Financial Statement Template – Excel
In creating a business plan, financial statements are one of the most critical elements. Aside from ensuring the business’s condition, presenting the business financials will be one of the requirements needed to gather investors for more funding. Once issued for the outside users, it is critical to follow the format according to the standard accounting frameworks.
These frameworks are unique depending on which industry and what kind of business, hence, the statements will differ from the others. On the other hand, when used only internally, then following the structured and common base is enough as long as it serves its purpose – report of monthly results and ending financial condition. But, all in all, it is all preferably presented in Excel. Excel is a nifty tool for showing a systematic projection of computations and other variables in the financial statements.
All financial statements are expected to be created to report the results of a full fiscal year. Which means creating financial statements is not a one-time only thing. Some businesses hire financial experts just to create these for them but the ones who prefer to do it themselves will have to consume a lot of their time.

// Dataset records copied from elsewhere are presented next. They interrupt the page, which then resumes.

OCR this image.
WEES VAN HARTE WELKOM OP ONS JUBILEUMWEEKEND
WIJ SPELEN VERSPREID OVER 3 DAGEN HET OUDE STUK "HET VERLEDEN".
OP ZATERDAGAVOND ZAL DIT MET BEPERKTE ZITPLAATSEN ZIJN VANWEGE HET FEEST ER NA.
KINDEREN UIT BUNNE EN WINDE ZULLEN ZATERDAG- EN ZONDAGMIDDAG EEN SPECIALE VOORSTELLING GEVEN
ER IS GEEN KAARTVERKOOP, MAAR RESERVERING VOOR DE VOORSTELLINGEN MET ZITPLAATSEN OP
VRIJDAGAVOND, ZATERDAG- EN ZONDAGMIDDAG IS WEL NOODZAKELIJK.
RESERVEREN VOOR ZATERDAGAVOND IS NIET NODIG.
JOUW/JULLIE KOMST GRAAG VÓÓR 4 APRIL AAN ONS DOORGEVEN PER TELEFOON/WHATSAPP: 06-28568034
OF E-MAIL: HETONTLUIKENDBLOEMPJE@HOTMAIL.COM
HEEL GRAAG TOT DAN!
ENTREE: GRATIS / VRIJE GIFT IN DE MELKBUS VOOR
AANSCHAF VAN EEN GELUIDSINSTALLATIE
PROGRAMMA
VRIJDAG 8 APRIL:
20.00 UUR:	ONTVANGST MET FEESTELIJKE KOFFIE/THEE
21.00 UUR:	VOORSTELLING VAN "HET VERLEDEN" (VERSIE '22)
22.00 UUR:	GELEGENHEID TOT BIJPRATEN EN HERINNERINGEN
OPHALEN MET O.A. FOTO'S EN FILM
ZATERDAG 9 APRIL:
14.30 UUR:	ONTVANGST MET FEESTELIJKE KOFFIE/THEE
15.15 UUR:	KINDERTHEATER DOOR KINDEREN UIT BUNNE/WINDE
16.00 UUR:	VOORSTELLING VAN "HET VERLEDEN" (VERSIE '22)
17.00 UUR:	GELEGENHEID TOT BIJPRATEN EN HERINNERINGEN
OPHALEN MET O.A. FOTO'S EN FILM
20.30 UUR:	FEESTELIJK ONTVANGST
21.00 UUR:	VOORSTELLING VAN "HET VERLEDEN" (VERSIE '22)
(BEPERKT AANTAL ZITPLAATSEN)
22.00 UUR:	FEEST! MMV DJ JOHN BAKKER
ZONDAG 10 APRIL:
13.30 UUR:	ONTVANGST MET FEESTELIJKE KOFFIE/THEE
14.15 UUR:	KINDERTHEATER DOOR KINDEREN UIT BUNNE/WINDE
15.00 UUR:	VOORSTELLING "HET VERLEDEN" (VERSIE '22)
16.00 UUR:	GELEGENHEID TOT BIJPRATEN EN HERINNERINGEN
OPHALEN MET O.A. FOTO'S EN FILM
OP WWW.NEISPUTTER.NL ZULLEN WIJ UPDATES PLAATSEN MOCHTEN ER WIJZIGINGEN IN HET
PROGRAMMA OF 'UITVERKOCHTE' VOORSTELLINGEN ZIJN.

It is a good thing that nowadays, downloading a ready-made financial statement template Excel is easily acquired in a financial modeling platform such as eFinancialModels. Not only can you acquire financial statement templates but also a wide range of industry-specific financial model templates. These templates are made by experts and experienced finance professionals which have created the templates themselves when providing financial modeling services to different companies in different industries.
Often, the reason why it takes a lot of time to prepare the financial statements is that some users don’t know how to create one. Hence, learning how to create from scratch will take even more time and resources. The financial statement template excel is heaven sent to those in need of a base to start their financial report with and also to those who want to save time since the templates come with an automatic calculator and other graphs or charts to summarize the financials in a more readable and easier to understand option.
If you are interested and in need of a financial statement template Excel, you can check our website and choose from which business industry you prefer. Our financial model templates are utilized by users all over the world, such as in the US, UK, Canada, Australia, Japan, and many more countries that are in need of assistance with their financial modeling tasks.